No creo que me olvide nunca de lo bien que comimos en el resturante Arrop  (C/ Almirante, 14 Valencia) el pasado sábado, pero por si acaso -tengo menos memoria que Dori, la amiga de Nemo- voy a hacer deprisa una reseña de este restaurante valenciano, porque merece muchísimo la pena conocerlo.

Ricard Camarena -cocinero, dueño y alma del restaurante Arrop-, inicia su andadura  como cocinero independiente en 2001. Poco después, en 2004 crea en Gandía el primer Restaurante Arrop, empezando a destacar su estilo innovador y siempre indagando en el recetario tradicional valenciano. Numerosos premios avalan esta etapa: Restaurante Revelación en 2006, Cocinero del Año en 2007, Primera Estrella Michelín en 2007…

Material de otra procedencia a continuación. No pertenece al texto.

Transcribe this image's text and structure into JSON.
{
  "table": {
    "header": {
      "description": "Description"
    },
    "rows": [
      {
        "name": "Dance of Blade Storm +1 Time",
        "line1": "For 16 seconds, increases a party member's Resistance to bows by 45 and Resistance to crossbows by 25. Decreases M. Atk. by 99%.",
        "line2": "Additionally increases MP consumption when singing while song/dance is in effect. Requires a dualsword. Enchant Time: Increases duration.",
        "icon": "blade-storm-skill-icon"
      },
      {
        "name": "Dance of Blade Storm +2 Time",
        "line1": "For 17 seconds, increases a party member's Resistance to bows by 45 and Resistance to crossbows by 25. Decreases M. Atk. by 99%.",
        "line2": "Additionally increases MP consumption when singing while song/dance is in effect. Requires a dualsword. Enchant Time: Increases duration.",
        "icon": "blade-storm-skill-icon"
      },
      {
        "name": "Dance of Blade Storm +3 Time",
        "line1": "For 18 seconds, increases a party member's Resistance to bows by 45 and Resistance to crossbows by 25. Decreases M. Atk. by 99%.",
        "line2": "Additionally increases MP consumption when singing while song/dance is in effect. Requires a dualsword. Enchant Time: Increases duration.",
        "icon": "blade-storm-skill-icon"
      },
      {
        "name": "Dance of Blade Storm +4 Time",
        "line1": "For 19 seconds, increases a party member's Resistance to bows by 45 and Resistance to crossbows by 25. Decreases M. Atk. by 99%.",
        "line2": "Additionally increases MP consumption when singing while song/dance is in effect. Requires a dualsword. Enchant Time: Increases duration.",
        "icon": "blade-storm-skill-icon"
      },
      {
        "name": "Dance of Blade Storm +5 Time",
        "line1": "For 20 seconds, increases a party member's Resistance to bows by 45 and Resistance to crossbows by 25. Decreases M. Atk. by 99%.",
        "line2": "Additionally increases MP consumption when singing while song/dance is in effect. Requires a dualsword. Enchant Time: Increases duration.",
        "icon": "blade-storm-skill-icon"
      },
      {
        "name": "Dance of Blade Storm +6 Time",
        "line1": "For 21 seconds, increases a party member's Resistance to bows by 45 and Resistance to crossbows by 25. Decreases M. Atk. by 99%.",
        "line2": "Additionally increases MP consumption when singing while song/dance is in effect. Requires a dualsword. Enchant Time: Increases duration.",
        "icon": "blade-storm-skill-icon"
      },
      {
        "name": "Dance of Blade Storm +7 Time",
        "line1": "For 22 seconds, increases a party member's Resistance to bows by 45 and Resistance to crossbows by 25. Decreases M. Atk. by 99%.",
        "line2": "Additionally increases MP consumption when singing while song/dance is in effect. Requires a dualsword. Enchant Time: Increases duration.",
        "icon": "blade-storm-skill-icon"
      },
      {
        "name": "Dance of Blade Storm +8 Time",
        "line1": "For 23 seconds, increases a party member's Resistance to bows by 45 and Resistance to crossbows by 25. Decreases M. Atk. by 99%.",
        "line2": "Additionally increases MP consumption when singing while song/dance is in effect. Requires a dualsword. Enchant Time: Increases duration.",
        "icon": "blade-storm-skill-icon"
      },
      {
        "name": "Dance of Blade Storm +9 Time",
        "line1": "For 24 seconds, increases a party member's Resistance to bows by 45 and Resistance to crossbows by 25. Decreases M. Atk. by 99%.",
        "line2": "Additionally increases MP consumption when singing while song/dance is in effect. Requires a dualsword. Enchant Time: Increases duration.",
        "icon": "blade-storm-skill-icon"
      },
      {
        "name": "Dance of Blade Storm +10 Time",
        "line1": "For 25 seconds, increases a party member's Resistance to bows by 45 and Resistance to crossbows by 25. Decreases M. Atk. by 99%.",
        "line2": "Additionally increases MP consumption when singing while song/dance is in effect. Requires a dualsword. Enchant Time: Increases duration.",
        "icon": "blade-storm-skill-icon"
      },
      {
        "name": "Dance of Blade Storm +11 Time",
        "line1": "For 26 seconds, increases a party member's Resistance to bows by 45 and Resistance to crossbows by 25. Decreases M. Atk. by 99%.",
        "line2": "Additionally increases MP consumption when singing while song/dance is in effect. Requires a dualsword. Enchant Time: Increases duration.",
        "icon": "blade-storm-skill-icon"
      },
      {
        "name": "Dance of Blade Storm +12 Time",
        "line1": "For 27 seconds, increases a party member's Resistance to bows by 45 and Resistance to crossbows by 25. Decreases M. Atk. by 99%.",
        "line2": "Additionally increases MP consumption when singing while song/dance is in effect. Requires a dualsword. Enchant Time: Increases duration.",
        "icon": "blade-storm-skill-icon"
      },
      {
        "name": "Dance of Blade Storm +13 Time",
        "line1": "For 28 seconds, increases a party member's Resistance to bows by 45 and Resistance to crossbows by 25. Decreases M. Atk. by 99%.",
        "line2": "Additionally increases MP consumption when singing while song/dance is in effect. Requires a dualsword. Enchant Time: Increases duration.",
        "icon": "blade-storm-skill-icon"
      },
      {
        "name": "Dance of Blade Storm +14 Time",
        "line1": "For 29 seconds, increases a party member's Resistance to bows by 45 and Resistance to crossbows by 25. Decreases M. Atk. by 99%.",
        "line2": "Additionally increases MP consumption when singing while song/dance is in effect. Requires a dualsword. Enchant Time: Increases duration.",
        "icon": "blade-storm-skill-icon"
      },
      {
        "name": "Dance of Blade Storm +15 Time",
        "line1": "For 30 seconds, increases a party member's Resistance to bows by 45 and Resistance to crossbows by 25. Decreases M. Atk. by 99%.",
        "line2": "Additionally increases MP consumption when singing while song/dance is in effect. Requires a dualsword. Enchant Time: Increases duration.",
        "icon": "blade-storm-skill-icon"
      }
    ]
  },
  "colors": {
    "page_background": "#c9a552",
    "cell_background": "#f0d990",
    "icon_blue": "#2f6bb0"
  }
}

En el año 2009 se traslada a Valencia donde el nuevo Restaurante Arrop continua recogiendo premios y recibiendo las mejores críticas: Mejor Restaurante abierto en 2009 (Revista Squire), otra Estrella Michelín en 2010 y Tres Soles de la Guía Campsa.

Siendo impresionente el palmarés de Camerana, su comida -al menos la que tomamos este fin de semana- lo es todavía más.

Optamos por tomar un menú clásico, con cinco de sus platos más emblemáticos.

Para empezar nos pusieron unos aperitivos, riquísimos y  muy bien presentados. Me acuerdo de una cremita de alcachofa, un atún marinado y un sandwich de boniato con foie, todo ello en tamaño lilliput, pero en cada bocado un asombroso descubrimiento gustativo.

Luego sirvieron los cinco estupendos platos.

Empezaron por una anchoa del cantábrico con una mousse de rúcola y tomate de penjar asado. Un entrante fresco y de sabor original.

Siguió una menestra de otoño con veluté de aceite de su escabeche. Para mí, el mejor plato. Cada verdura tenía un excelente sabor -no en vano estamos en la zona de la huerta valenciana- y se encontraba cocinada en su punto, imagino que al vapor. Así se disfruta mucho más el sabor de las verduras. Acompañaba a las mismas un huevito poché de codorniz, que se come de un bocado y hace estallar en la boca todo el sabor a la yema. El veluté, delicadísimo.

Después nos sirvieron lo que en la carta llaman huevo frito, que no se parece en nada a lo que acostumbramos tomar por ese nombre. Muy desesestructurado, ligeramente empanado y con una sutil emulsión de ibéricos. Todo un alarde de técnica y sabor.

Como plato fuerte tomamos una pequeña porción de cordero asado, al carbón, con una cebolleta de la tierra, también a la brasa. Todo elegantemente presentado y muy bueno.

De postre, un helado de café con leche quemada con mantequilla y nueces de macadamia. Precioso y exquisito. No llegué a hacer foto, me lo comí enseguida.

El restaurante no es barato. ¿Cómo lo iba a ser con semejante festín de sabores, texturas y presencia? pero Ricard Camarena, adaptándose a los tiempos de crisis, ha puesto lo que llama un menú laboral (30€) que puede tomarse a mediodía los días entre semana y este menú clásico (52€). Ambos permiten gozar de una experiencia inolvidable sin tener que fregar platos luego.

El sevicio, excelente: atento y eficiente. La decoración, moderna y elegante.

Una amplísima carta de vinos y un somelier que sabía aconsejar estupendamente.

Lo dicho, una experiencia inolvidable.